Through the written narrative, I have met hundreds, maybe thousands of fascinating people over the years. With a book in my hands (or Kindle), I enter their minds, their hearts, and experience the intense emotions they feel as they encounter seemingly insurmountable challenges. I learn to empathize with people of different ages and cultures. I am able to “live” history. And, I am absolutely positive that all of this reading made me a better writer, even as far back as grade school.
Parents ask me all the time, “How can I help my child write better?” My first answer: encourage them to read. Buy them books. Read the books with them. Make sure they have a library card. When they are young, go with them to the library. Let them see you choose a book to bring home and read. Talk about the books you read, the themes, the characters. Ask them about the books they are reading. What do they like?
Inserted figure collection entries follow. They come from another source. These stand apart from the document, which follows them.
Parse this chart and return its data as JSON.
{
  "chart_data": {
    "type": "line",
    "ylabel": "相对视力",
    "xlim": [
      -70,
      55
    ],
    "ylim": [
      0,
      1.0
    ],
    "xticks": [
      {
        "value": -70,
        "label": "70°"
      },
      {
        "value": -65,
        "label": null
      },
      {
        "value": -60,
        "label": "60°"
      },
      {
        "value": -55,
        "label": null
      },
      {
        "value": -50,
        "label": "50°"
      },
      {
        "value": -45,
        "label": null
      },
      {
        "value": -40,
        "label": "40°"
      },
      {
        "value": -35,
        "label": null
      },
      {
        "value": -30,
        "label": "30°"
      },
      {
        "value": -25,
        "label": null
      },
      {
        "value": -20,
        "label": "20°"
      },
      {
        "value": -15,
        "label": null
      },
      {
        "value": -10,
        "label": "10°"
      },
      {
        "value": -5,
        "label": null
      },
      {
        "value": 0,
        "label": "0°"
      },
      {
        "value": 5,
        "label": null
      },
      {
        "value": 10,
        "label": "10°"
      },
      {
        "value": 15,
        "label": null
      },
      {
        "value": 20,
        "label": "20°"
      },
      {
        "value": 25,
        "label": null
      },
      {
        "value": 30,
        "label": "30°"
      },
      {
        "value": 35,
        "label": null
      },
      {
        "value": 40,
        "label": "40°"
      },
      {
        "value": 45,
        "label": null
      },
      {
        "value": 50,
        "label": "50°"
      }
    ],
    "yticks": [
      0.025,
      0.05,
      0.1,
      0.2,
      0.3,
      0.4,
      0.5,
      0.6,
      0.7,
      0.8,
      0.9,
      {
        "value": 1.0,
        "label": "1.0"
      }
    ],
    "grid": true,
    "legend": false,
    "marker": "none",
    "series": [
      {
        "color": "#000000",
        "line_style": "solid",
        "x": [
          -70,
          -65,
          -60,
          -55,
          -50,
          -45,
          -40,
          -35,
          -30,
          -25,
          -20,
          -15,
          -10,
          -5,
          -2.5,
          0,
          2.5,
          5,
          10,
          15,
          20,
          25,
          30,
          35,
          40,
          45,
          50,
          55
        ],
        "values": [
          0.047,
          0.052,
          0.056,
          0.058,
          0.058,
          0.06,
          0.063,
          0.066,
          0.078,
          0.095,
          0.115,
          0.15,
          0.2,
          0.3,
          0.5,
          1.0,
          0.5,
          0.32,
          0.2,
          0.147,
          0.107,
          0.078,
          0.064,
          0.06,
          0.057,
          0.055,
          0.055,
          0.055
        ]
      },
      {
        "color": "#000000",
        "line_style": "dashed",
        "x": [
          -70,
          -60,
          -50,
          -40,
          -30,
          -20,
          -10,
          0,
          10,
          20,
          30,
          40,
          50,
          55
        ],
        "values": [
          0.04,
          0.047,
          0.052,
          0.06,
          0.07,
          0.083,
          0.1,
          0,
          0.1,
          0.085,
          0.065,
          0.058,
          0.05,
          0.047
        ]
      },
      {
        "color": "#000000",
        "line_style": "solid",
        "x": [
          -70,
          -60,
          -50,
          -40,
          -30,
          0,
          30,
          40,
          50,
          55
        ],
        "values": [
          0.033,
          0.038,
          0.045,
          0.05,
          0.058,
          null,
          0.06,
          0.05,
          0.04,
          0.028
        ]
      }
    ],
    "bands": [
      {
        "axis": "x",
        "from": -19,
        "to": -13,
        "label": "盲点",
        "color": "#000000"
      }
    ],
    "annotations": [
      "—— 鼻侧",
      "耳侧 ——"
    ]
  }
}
Or, just as important, why did they stop reading the book? .
After well over a decade of teaching English/writing, I have come to this conclusion: those who read often, write better than those who don’t, hands down. Without even realizing it, as students read, they pick up invaluable tips on sentence structure, vocabulary, plot, characterization, setting, etc. When they sit down to form their thoughts into a fiction or non-fiction format, they are at a definite advantage from having read prime examples in many genres. There are more advantages to reading, but I will cover those in an additional article.